PASCUAL MARTÍNEZ ALMANSA
Un año más, la Feria irrumpe con fuerza en la localidad; unos días de gran ambiente festivo, y por tanto, de celebración, relax y de convivencia. Una semana de gran actividad, con numerosos conciertos y actuaciones, en los que los jóvenes suelen disfrutar en gran medida. Desgraciadamente, algunas veces la diversión suele ir aparejada a un consumo excesivo del alcohol u otras sustancias. La Verdad ha realizado una interesante entrevista al médico y miembro del EAD en Almansa, Javier Esquembre.-Llega la fiesta. Al mismo tiempo, los jóvenes aprovechan estos días para divertirse, aunque algunos puedan excederse. ¿Qué nos puede comentar sobre este tema?
-Siempre es motivo de alegría los momentos que cada ciudad decide en su conjunto celebrar esas cosas que unen e identifican a todos sus habitantes. Un parón sobre la actividad cotidiana y una incorporación de actividades diferentes, lúdicas, gastronómicas, musicales, artísticas. Bueno es que así ocurra, y necesario. Pero debemos romper ese binomio de diversión-daño o diversión alcohol. Un exceso de alegría y convivencia ayuda a mejorar la salud de cada quien y de la ciudad entera. Pero buscar en el exceso carencias que a veces llevamos puede ser muy peligroso, sobre todo si hablamos de alcohol u otras drogas.
-¿Tienen preparado algún dispositivo con el consistorio de cara al desarrollo de la feria (control de venta de bebidas)?
-Creemos que hay que partir de la normalidad y no de la sospecha de que todo puede ser un desastre. La normalidad significa cumplir las leyes. En particular existe una prohibición de bebidas alcohólicas a menores de 18 años que se vela por su cumplimiento, pero no sería bueno un dispositivo tipo vigilante a ver a quién pillas para sancionar. Hay una información básica y una recomendación de velar porque se cumplan estas medidas preventivas.
-¿Qué opinión tienen los responsables del EAD sobre el desarrollo de los días de Feria?
-Nuestra opinión quiere ser sobre todo serena y huir de la alarma. No es la droga el diablo al que matar ni las verbenas o fiestas las provocaciones mayores. Creemos que son los individuos quienes toman decisiones para mejorar su vida y, a veces, falla la capacidad personal para buscar la diversión de manera saludable y se piensa que con ciertas sustancias todo será mejor. Entonces se prostituye el sentido de la fiesta, de la diversión, de la amistad y la persona se hace daño a sí misma y a los demás. Por eso cada caso es un problema sobre el que reflexionar aunque en Feria pueda parecer menor que en Fiestas de Mayo.

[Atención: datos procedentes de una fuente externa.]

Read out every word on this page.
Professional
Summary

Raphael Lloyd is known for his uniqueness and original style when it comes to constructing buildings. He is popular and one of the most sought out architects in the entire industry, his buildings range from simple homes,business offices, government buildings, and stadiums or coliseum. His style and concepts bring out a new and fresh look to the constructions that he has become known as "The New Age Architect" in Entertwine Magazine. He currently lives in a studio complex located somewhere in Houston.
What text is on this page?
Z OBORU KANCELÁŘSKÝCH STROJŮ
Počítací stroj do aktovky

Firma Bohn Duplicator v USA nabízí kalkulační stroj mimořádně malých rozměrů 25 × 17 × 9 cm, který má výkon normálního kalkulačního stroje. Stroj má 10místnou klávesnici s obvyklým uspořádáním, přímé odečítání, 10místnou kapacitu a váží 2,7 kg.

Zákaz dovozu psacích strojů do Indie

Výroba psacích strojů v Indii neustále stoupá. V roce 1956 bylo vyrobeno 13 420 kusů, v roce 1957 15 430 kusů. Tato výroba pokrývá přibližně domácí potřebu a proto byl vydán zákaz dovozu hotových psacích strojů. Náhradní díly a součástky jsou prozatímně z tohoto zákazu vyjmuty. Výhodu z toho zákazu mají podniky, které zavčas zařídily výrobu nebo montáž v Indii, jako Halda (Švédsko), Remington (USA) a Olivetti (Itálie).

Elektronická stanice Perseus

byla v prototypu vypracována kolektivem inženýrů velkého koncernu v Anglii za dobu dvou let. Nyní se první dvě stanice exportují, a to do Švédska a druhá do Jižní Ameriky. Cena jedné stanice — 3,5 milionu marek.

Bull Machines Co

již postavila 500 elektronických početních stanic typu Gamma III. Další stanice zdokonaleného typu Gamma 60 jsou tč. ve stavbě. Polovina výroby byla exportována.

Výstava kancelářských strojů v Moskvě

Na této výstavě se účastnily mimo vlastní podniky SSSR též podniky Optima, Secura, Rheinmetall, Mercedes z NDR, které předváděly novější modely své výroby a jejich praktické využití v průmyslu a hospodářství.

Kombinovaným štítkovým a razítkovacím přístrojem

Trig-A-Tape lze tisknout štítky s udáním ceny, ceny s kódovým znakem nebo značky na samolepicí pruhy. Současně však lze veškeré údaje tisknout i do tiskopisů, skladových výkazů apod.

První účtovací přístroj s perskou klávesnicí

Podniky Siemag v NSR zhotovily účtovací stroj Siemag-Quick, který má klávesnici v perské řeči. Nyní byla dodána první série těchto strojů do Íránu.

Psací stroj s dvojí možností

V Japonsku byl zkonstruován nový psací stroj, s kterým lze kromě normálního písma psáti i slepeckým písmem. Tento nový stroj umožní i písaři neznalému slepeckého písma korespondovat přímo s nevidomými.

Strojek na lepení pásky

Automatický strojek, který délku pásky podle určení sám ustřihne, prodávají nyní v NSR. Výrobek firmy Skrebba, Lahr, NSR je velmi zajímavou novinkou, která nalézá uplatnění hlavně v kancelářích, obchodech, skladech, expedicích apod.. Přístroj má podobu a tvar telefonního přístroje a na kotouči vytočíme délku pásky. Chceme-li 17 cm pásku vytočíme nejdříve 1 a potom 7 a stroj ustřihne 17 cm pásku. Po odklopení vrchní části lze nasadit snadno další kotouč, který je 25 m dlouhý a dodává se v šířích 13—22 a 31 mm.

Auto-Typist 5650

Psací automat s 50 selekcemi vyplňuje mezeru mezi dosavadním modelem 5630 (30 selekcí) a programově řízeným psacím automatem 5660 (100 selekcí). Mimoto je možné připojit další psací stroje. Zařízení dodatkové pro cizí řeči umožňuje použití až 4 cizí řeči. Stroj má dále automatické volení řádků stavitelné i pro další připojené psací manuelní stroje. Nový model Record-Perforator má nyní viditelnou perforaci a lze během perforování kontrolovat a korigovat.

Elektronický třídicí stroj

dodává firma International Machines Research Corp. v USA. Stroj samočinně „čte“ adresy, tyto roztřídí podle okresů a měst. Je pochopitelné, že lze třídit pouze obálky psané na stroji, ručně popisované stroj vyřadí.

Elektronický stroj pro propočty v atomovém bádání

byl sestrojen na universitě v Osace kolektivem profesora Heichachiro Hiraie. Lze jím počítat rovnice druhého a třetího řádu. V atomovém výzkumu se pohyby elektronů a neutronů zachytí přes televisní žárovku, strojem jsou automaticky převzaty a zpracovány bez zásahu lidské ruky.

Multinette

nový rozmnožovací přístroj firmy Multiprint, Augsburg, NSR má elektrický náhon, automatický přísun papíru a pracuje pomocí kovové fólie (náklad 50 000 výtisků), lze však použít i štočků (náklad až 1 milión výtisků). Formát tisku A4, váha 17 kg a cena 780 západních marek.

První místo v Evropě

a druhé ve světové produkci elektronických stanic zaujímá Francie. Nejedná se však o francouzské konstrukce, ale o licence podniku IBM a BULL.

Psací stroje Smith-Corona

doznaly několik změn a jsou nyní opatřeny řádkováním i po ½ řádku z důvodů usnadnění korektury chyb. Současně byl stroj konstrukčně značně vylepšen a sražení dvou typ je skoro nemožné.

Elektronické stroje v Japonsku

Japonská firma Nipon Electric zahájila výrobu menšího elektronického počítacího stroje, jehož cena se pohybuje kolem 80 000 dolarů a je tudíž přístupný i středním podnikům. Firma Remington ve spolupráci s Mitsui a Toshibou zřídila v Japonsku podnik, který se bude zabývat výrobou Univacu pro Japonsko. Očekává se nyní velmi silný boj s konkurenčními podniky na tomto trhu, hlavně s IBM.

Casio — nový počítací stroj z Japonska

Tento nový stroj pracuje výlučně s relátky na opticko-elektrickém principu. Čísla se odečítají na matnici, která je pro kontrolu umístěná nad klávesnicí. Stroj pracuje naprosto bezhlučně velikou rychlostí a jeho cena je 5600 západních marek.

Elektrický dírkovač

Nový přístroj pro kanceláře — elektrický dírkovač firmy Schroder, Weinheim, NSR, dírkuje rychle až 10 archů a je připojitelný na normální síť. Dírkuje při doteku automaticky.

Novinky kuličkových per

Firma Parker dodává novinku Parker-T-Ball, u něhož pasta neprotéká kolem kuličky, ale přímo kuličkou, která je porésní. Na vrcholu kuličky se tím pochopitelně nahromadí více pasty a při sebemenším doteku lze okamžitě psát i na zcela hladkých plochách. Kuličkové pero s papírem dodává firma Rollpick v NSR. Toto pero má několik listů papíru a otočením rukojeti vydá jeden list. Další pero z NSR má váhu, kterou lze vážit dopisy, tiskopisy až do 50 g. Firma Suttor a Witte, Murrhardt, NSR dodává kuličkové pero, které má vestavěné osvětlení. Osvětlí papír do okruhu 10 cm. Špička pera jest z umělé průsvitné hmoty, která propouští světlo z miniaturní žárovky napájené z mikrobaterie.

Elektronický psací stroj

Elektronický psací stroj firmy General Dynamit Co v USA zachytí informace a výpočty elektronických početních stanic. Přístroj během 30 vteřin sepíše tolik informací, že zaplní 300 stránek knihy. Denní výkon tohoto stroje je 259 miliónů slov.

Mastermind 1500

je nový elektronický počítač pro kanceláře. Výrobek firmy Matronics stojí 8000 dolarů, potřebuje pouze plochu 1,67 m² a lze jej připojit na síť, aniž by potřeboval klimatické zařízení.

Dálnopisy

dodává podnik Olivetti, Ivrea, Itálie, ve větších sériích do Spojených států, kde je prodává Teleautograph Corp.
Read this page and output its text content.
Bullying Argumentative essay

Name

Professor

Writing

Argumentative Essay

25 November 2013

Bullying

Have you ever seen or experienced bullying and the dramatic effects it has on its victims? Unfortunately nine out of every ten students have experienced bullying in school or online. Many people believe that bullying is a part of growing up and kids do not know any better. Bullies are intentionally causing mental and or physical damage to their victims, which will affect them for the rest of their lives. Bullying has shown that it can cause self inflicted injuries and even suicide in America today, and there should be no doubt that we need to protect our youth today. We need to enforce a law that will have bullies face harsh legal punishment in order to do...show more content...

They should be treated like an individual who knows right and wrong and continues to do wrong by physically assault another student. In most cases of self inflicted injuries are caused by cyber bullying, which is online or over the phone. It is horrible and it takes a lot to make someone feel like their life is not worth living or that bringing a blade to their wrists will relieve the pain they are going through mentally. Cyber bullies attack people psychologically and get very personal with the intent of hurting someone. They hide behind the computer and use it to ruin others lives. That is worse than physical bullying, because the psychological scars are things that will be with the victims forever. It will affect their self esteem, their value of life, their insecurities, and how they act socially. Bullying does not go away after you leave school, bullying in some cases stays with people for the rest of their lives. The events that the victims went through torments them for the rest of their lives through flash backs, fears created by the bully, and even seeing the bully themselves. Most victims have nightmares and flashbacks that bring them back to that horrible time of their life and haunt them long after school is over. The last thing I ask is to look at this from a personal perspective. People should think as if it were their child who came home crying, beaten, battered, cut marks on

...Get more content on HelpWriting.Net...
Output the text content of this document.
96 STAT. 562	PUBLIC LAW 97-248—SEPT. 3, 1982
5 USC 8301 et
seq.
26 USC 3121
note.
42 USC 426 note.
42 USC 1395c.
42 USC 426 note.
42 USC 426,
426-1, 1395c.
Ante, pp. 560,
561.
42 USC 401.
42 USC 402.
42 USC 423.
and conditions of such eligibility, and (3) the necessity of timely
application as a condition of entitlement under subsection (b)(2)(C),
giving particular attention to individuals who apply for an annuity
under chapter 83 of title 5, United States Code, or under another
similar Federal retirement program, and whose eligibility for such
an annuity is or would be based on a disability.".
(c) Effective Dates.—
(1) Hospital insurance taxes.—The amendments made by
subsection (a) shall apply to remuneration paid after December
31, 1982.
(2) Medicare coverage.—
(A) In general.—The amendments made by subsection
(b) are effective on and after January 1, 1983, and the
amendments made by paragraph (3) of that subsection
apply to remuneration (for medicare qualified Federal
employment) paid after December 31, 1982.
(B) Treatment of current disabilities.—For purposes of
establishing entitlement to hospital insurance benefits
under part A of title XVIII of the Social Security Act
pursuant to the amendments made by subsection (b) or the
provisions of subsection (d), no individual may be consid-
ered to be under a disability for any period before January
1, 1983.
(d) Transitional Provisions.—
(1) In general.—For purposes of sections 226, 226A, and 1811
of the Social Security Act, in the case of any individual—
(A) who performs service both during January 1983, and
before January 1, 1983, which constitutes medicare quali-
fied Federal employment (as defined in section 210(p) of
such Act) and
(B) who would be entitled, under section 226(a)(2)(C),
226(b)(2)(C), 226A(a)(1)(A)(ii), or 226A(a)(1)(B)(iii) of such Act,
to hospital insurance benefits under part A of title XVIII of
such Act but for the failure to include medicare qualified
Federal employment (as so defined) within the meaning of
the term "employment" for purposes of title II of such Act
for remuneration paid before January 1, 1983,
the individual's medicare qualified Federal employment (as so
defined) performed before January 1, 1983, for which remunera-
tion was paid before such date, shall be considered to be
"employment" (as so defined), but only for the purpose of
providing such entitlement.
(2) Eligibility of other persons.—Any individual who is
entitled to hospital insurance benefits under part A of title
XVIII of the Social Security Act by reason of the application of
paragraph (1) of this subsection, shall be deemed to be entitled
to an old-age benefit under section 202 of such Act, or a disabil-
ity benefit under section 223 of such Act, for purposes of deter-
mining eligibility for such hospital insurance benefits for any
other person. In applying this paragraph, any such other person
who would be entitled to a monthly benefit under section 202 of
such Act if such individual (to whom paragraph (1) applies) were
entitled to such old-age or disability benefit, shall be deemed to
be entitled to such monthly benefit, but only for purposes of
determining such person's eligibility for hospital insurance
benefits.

-¿Nos puede informar de las últimas cifras y estadísticas de las que dispongan en Almansa sobre el consumo de drogas, afectados, periodos...?
-Los datos en los que podemos basarnos de manera fidedigna son los de asistencia en el Equipo de Drogodependencias, ahora Unidad de Conductas Adictivas. De ellos, lo más significativo que podemos señalar, como ya hemos hecho en otras ocasiones, es que el número de casos que piden asistencia por problemas con la cocaína se ha incrementado hasta equiparar a quienes piden asistencia por problemas con el alcohol. Así del total de casos activos un 34 % son por problemas derivados de la cocaína, un 32 % por alcohol, un 16 % por opiáceos, un 14 % por cannabis, un 2 % por drogas de síntesis. Un 2 % por ludopatía. También es para reflexionar que crecen los problemas con el cannabis, sobre todo porque hay tanta gente que quiere entender que esa droga no hace daño cuando, como cualquier otra, es nociva para la salud. Señalaríamos también que se incrementa el número de casos femeninos. Y un dato importante es que es un problema para personas de cualquier nivel social.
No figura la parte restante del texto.